Hi Micha - the big kink at 16 degrees happens because of the curvature of the fillet surface is quite shallow in the longer direction, which I highlight here:
Since the surface is only gently curved in that direction, an angle of 16 degrees does not cause the fillet surface itself to become subdivided.
As I've mentioned before, if you have a situation where a surface does not get subdivided but its boundary edges do, it can lead to these kinds of kinks.
There isn't really any bug here - to solve the big kink you need to do something to cause additional subdivisions of the surface.
The typical method for that is to decrease the angle parameter until it is less than the angle of that shallow curvature for that long direction on the fillet - that will solve the problem. For example try using an angle of 12 instead and your kink problem will be greatly reduced. As you go to a tighter angle yet it will continue to be reduced.

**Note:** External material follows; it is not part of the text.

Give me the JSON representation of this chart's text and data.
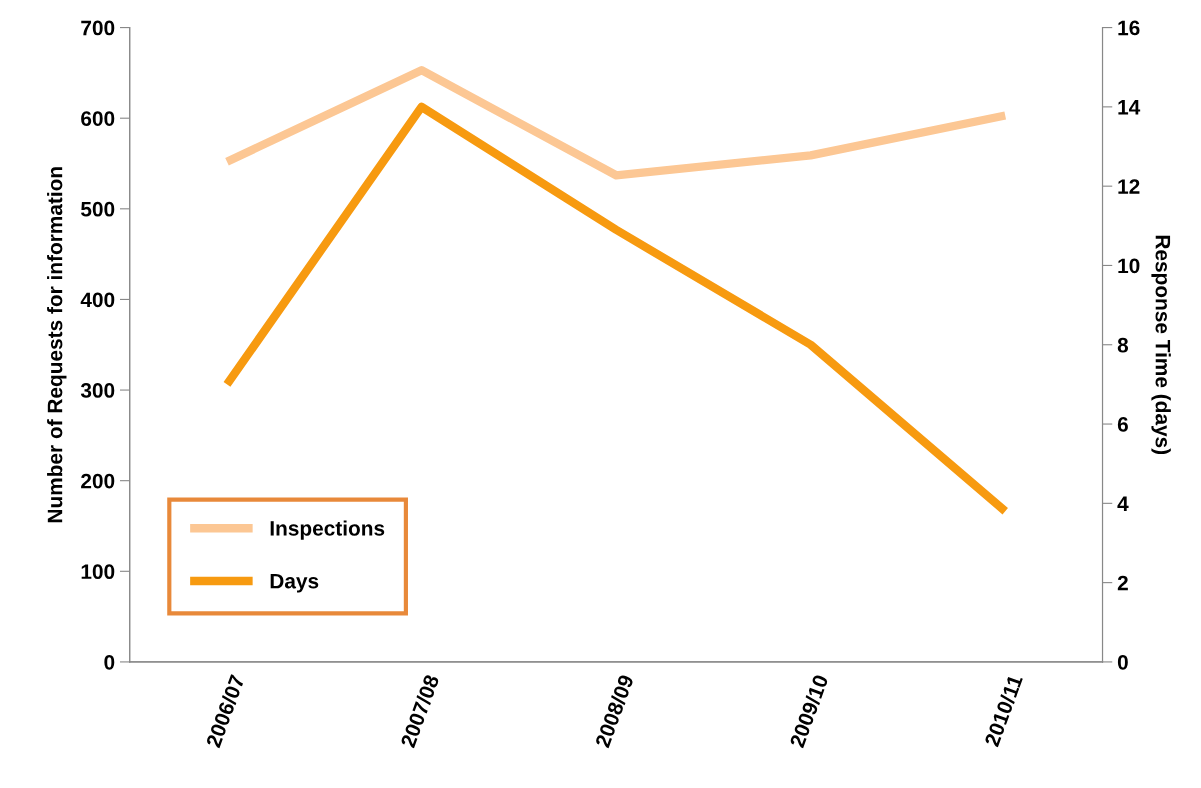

Another way you can solve it is to use the "Divide larger than" setting to force that shallow long fillet piece to get subdivided. For example with Angle 16, try entering a value of 20 for "Divide larger than", and it will force any polygons longer than 20 units in size to become additionally subdivided - that will force additional subdivisions of the surface and again solve the problem.
When you see this problem, it is caused by a surface getting a coarse mesh on it, and the solution is always going to be to force additional subdivisions...
I think that a "Chord height" tolerance value which I am also planning on adding would be a pretty good parameter to help in these situations as well.
But basically if you want to improve the tessellation here, you need to manipulate the settings to produce the result you want - normally the solution is to just make a tighter angle but if you want to avoid that you will need to use some of the other settings instead of angle alone on shallowly curved things.
Keep in mind that 16 degrees is a rather coarse angle, the default that MoI uses for angle is 12, which is already somewhat coarse to start with.